Here’s 3 ways I protect my energy;

| Surround yourself with things that lift your spirits

For me it’s a favorite candle or wax melt lit around me while I read and a cup of iced coffee. It’s music that makes me feel good. It’s sight, sense, smell and hearing of all things that make me happy. It’s walking around Target by myself. It’s taking myself to eat at my favorite place. It’s stepping into a book store. I’m attracted to books, pretty colors and cute pastries. I know that sounds super simple.

But find the “super simple” things that bring you joy and spend time there when you feel like you need to re-balance yourself.

| Do one thing that puts you in a meditative state

I took up adult coloring books a few years ago and didn’t realize it could be used as a form of meditation, but I did have a lot of fun with it and I loved how all my pages ended up. I’m not sure why I stopped.

But I did discover there were adult coloring book apps! And that’s been super fun. I’ve been working on shading and lighting with it. I love that they offer different brush textures without actually physically having them. And watercolor is definitely less messy lol.

Another thing I do is play video games; I loveeee gathering and crafting in any game. I’m so use to knowing where my mats (materials) are on the FFXIV map that I use very little thinking power to get through gathering then back to my house in game and craft. I usually put on music and it’s just a super relaxing process for me. I enjoy it so much and I feel much better after awhile (plus making money on an MMORPG is never a waste of time lol).

Same with Animal Crossing New Horizon; the fact we can now gather and craft is THE BEST THING to me. But also pulling out weeds or fishing. I LOVE fishing on video games as well.

I’ve lost my touch on actually meditating and it’s pretty hard to get back into when you don’t live alone anymore and there’s a toddler running around. So I’ve had to find other ways to meditate that makes it look like mommy’s freakin busy ok?

But this can literally be anything to anyone; cleaning, lifting, running, find the thing that helps you.

| Call up a friend who makes you feel like your soul just hit refresh

My person is my brother ThisWae or Sean, as I know him. There’s just something about being around him and his energy that makes me feel like my energy just hit refresh. And people can say what they want about him/how he appears but this dude seriously has helped me through so much; from encouraging me to learn to meditate, constantly encouraging me to get up and work, for reminding me that he thinks I’m dope af every time I feel like the world doesn’t need me. And he’s suggested books and podcasts and all kinds of things to help me with my mental health. Oh, and he’s always ready to get up in someone’s face the second they say anything bad about me.

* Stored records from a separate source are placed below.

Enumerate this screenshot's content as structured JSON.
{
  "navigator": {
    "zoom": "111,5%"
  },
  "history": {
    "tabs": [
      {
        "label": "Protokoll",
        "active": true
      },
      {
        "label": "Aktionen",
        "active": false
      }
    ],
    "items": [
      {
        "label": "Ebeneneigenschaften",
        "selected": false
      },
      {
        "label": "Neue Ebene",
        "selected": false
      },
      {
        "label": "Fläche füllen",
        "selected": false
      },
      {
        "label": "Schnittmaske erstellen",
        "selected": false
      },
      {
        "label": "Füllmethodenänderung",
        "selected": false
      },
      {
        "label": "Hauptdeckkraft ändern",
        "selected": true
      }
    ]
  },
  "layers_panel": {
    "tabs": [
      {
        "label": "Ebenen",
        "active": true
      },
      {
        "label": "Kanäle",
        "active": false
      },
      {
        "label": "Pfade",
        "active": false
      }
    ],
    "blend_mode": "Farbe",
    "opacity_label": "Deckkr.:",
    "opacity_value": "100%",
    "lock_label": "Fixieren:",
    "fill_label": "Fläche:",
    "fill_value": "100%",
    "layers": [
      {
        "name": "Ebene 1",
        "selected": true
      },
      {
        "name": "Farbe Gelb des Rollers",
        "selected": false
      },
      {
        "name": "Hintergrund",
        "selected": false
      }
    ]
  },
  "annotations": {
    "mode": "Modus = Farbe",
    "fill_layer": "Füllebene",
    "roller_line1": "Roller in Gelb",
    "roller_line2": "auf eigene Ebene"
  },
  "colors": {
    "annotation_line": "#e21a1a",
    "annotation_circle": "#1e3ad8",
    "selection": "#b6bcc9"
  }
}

I also have my girls, who are always there to make me laugh and let me vent until I’m out of air if I needed to.

But if you don’t have people like that in your life (cause I’ve been there too); if you have a favorite streamer or youtuber whos content puts your in a better mood or a tv show, that also is a helpful boost.

I’ve even gone as far as going through the people I follow on social media and made sure my feed is one that bursts with creativity and positivity. Even making little changes like that make a difference.

| Stick to your boundaries

Bonus, and the most important one.

When it comes to your space and your energy, it’s important to keep your boundaries. I know this can be hard because sometimes eliminating the people who feel toxic and make you feel drained and foggy may be family members. And you may want to stay out of drama; but being around people who feel like they suck the energy out of you isn’t good either. All it does is build irritation and resentment, especially if you’re aware.

Boundaries are especially important now during this pandemic since it’s becoming clear who takes covid seriously and who doesn’t. Who has you and your family’s best interest at heart and who doesn’t. It’s not worth risking the health of you and your family to “keep peace”.

YOU are YOUR first priority; cause at the end of the day, at the end of this life, it’s just going to be you, your thoughts and the choices you made. No one is going to be with you six feet under buried with you.

So make sure that this life, the only life we get, is as clear of negativity as much as possible.